O gato era da raça angorá. Todo desconfiado a um canto, apreciava a cena. Tinha as patas dianteiras unidas, próximas ao peito, numa posição incômoda. O dorso rente ao piso. As orelhas apontavam pra cima, feito a máscara do Batman. Longo rabo fofo. Os olhos abruptos, a cara fechada. A íris tentando se adaptar a pouca luz. Como um embriagado de mau humor. De ressaca, nada é interessante. O que um gato, numa ocasião com aquela, estaria pensando? Claro, tinha certeza que eles pensavam. Se assim não fosse, não teria como explicar as caras e bocas que faziam quando estavam atentos, observando. Um adágio dizia que gatos tinham o poder de ver os espíritos desencarnados. Tanto era verdade que estávamos vendo, um ao outro. Parecia que ninguém ali, pertencia mais ao mundo dos vivos.

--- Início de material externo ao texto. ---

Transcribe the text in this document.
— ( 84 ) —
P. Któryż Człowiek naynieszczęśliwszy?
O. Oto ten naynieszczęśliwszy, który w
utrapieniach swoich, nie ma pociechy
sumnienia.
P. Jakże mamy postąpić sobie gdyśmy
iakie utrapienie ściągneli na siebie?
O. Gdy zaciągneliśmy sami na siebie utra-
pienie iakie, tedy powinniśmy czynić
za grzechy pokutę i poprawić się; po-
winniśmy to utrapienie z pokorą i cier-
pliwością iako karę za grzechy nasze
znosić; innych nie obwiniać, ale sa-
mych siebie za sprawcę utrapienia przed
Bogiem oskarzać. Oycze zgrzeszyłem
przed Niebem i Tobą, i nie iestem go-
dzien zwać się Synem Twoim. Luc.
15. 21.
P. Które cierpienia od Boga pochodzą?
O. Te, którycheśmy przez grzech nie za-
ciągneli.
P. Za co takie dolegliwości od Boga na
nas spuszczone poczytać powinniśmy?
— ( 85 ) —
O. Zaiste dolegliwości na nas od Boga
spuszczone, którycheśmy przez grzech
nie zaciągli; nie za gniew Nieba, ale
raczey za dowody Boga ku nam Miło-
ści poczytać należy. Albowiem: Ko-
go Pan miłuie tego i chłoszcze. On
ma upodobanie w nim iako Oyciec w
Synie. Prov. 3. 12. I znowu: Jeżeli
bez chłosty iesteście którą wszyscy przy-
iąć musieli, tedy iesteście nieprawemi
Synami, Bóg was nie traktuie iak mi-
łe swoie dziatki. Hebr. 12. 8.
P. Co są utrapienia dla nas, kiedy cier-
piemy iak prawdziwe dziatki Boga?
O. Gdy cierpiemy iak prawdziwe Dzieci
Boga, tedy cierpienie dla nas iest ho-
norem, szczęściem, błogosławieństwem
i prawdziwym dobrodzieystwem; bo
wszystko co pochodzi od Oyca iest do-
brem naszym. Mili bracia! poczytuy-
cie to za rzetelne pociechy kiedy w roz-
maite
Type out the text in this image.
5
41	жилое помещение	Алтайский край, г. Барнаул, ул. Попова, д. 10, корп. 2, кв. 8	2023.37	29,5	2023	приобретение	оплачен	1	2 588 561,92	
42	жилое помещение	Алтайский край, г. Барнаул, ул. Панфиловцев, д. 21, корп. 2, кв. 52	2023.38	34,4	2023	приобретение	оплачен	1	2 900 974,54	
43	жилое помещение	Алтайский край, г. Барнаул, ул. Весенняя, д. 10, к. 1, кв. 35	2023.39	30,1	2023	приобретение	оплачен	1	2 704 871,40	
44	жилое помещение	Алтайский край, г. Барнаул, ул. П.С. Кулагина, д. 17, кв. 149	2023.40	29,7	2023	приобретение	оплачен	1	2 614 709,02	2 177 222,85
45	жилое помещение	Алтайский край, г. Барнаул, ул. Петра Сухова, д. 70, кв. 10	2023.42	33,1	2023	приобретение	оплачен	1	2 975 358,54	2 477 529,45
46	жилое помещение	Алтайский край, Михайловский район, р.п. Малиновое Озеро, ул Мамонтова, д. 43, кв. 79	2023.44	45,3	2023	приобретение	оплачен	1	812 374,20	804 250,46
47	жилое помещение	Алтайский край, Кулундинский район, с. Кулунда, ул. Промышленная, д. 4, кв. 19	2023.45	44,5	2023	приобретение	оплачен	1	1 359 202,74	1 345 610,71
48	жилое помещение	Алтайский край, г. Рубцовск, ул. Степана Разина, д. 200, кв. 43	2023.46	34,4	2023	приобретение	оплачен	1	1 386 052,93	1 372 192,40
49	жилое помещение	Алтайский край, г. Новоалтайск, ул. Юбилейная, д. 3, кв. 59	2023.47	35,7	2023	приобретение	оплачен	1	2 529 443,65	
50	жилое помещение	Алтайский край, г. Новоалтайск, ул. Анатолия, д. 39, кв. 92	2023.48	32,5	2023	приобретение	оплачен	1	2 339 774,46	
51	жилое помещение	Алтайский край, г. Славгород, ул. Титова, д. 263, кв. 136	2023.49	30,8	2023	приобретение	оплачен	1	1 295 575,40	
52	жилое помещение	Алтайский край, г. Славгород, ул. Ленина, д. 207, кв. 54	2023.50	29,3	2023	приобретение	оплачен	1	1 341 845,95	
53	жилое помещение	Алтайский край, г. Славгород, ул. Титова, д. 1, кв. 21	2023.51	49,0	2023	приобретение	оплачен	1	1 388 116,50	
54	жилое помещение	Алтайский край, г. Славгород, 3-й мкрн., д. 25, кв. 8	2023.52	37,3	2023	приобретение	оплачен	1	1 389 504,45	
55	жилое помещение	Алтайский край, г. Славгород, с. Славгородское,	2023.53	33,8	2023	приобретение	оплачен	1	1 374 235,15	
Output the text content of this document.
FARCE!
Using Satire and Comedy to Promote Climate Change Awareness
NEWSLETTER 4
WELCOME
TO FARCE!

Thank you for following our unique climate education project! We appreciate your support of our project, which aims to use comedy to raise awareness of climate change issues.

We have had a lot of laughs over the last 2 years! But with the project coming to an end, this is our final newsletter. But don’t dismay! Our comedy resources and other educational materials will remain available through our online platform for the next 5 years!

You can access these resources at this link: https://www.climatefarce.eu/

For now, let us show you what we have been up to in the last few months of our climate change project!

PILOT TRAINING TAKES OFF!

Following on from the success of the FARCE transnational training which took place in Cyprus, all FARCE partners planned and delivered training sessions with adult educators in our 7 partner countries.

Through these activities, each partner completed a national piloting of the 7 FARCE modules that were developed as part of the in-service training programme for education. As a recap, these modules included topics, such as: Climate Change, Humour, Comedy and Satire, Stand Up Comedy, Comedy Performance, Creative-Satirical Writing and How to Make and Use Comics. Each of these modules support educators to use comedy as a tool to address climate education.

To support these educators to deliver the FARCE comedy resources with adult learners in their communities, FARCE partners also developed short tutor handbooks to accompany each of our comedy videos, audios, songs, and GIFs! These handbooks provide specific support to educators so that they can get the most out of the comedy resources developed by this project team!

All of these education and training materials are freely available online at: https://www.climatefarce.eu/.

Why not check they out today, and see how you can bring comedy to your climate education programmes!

Aquele gato o perseguia, desde a infância. Odiava-o. Desde o dia que urinou em sua cama. Não era como seu pai, que gostava de bichanos. Ao contrário, detestava-os. Os gatos urinavam para marcar território, disseram-lhe um dia. Jamais esquecera disso. O cheiro de urina de gato ficaria no colchão pela vida toda que viveu na casa dos pais. Passou a odiar todos os gatos do mundo. Poria na cabeça a ideia de vingar-se. Nítidas lembranças vieram, de vezes em que tentara livrar-se dele. Numa ocasião, à custa de muitos arranhões e mordidas conseguiu colocá-lo num saco de estopa. E levou-o por léguas adiante, no caminho da montanha. Qual não foi sua surpresa ao vê-lo de volta, são e salvo, uma semana depois. Passaram a odiar-se mutuamente. A ideia de dar fim ao gato, viraria obsessão. Um dia o menino Djalma viu o bichano dormindo sobre a tampa do tonel de água da chuva, na quina do oitão de casa. Com cautela aproximou-se, e com um golpe rápido derrubou-o dentro d’água. O felino foi parar no fundo. Todo molhado emergiu, cheio de pavor nadou como pode até as bordas, o seu pelo molhado puxava-o pra morte, a muito custo conseguiu sair.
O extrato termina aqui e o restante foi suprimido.